Getting back to the blog after an hiatus, you’d think I’d have no end of topics lined up. Instead, I just have a swirl of thoughts that I need to wrestle into some sort of order before I can give them their due. So today let me get started on taming the swirl by identifying three discussions I want to take up in near-future posts. They arise from recent experiences that I’ve had, and the common thread concerns obligations among vegans and non-vegans to one another.
As I said the other day, I’m fortunate to live in a city where there are lots of restaurants that are plant-based. I much prefer fully plant-based restaurants to restaurants with a more diverse menu that includes lots of vegan options. Why? Because I have a strong ethical objection to the use of animals for food. So I would rather support establishments that don’t serve those products.
But I sometimes go to those places and I appreciate that they at least make a decent effort. Still and all, they could often do better. For example, on the weekend I attended a dinner at such a place and though they didn’t have a vegan menu as such, they promised a decent selection of vegan options to the person who reserved the table.
They reviewed the list of options (aloud, no prices). There were only two vegans among the ten of us, and the waiter literally expressed relief at that fact. And then went on to recommend the chicken over a comparable vegan option “because it has protein.”
So my first question is, if you’re a restaurant offering vegan options, is it right to frame them as burdensome favours for difficult guests? The answer to this question seems to be an obvious “no,” but you’d be surprised. I want to consider the reasons why we encounter this approach so frequently.
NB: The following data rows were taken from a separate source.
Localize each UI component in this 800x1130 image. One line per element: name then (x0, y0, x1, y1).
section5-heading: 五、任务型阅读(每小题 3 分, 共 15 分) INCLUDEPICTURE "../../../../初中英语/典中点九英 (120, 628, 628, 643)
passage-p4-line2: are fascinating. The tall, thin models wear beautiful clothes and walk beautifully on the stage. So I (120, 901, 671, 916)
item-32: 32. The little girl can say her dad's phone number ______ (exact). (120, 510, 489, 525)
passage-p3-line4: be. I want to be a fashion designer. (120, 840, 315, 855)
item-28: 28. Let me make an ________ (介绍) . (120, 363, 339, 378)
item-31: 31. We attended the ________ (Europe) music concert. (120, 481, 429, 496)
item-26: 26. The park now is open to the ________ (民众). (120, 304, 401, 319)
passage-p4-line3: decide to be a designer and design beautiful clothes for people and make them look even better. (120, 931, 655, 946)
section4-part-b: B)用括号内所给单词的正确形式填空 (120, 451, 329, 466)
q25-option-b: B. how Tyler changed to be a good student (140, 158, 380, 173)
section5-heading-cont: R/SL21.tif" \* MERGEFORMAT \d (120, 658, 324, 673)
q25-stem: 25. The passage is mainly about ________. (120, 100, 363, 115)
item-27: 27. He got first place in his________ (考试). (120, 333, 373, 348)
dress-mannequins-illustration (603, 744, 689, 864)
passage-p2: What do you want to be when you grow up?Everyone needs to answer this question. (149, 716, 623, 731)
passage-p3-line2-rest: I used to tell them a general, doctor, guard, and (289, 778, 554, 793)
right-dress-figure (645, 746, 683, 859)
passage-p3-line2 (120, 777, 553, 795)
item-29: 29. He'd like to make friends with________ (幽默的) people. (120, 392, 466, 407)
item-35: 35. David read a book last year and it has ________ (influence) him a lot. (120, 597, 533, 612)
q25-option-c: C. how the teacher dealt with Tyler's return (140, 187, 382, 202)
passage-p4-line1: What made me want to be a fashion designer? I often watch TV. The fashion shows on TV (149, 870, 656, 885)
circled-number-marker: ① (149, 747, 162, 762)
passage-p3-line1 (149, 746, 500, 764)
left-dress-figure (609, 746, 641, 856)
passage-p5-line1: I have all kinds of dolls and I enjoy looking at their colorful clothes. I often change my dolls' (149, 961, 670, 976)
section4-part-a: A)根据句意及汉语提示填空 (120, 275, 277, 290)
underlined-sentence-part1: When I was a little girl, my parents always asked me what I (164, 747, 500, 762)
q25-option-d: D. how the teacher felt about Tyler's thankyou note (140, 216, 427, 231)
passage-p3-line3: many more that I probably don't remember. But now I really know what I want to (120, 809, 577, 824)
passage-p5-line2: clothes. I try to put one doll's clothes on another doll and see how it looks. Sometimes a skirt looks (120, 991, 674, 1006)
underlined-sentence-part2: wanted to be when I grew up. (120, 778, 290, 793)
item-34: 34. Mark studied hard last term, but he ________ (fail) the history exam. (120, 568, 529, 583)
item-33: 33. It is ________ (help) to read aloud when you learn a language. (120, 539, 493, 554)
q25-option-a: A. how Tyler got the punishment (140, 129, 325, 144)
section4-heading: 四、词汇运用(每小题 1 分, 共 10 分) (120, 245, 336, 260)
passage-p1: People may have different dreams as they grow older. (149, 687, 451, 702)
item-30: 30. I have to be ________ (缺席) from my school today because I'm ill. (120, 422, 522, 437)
The second thing I want to think through again concerns vegan diners. If someone is not a vegan but is eating with vegan friends whose choice is ethically based, is it rude to eat animal products? I realize that this way of putting it makes it seem more like an issue of etiquette than of ethics, but I think the lines blur here in a way that is worth exploring.
Third, and closely related to the second question, how tolerant should vegan diners be when they are eating with friends or relatives who are not vegan? The general expectation is that we should be endlessly tolerant. Is that right?